Long story short- no matter where you are in life, stop beating yourself up. Seek happiness in other ways.

With one MAJOR caveat. You have to do your best. You have to absolutely max out your potential. You might never be Lebron James, but with every ounce of power you have, maybe you can ride the bench or have a successful college career, and have the time of your life doing so. It's not a lack of success that should concern you, only a lack of effort. Whatever you want out of life, give it your all. Don't forget that the pursuit of happiness is just as noble as the pursuit of success. Look yourself in the mirror every day and ask yourself if you're squeezing everything out of life you can. Let go of outcome and have fun.

For me of the final stages of lifelong depression lifting was letting go of the idea that I needed to achieve some sort of "success" to be happy.

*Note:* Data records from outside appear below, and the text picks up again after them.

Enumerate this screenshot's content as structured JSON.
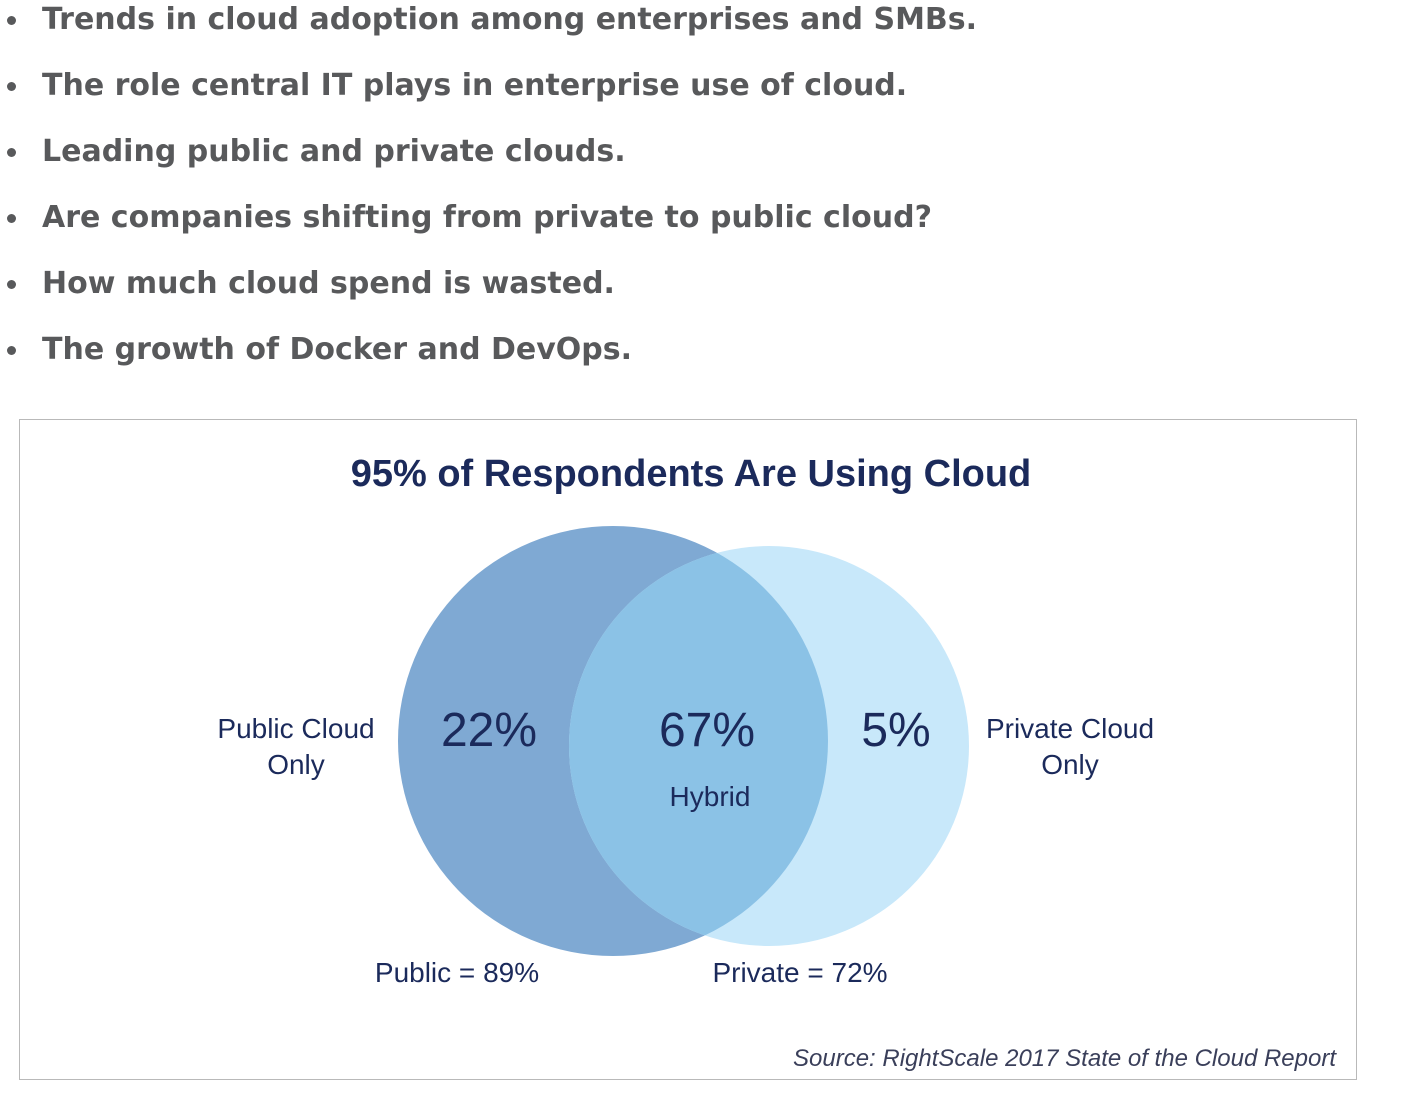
{
  "bullets": [
    "Trends in cloud adoption among enterprises and SMBs.",
    "The role central IT plays in enterprise use of cloud.",
    "Leading public and private clouds.",
    "Are companies shifting from private to public cloud?",
    "How much cloud spend is wasted.",
    "The growth of Docker and DevOps."
  ],
  "figure": {
    "title": "95% of Respondents Are Using Cloud",
    "public_only": {
      "label_line1": "Public Cloud",
      "label_line2": "Only",
      "value": "22%"
    },
    "hybrid": {
      "value": "67%",
      "label": "Hybrid"
    },
    "private_only": {
      "label_line1": "Private Cloud",
      "label_line2": "Only",
      "value": "5%"
    },
    "public_total": "Public = 89%",
    "private_total": "Private = 72%",
    "source": "Source: RightScale 2017 State of the Cloud Report",
    "colors": {
      "public_circle": "#7fa9d3",
      "private_circle": "#c8e8fa",
      "overlap": "#8bc2e6",
      "text": "#1b2a5b"
    }
  }
}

It is an endless mountain range in which you will simply climb one, assured happiness awaits at the top, only to find nothing and assume it rests on the next highest peak.

I recognized that certain genetic and environmental factors all but assured I would never be some sort of captain of industry or a famous intellectual. I realized that all I had to do to be happy was to be myself, and try to get the most out of a short life, every day. The outcome doesn't matter. And funny enough, once you're happy and at peace, the success your ego so craves ends up finding you anyways. 

Years ago, I used to walk by a group of guys playing basketball at the park all the time, and all I ever noticed was how terrible they were. It seemed you could watch them for five minutes and not see a single basket. Looking back, thinking of them running around laughing at each other, all I remember is how happy they looked.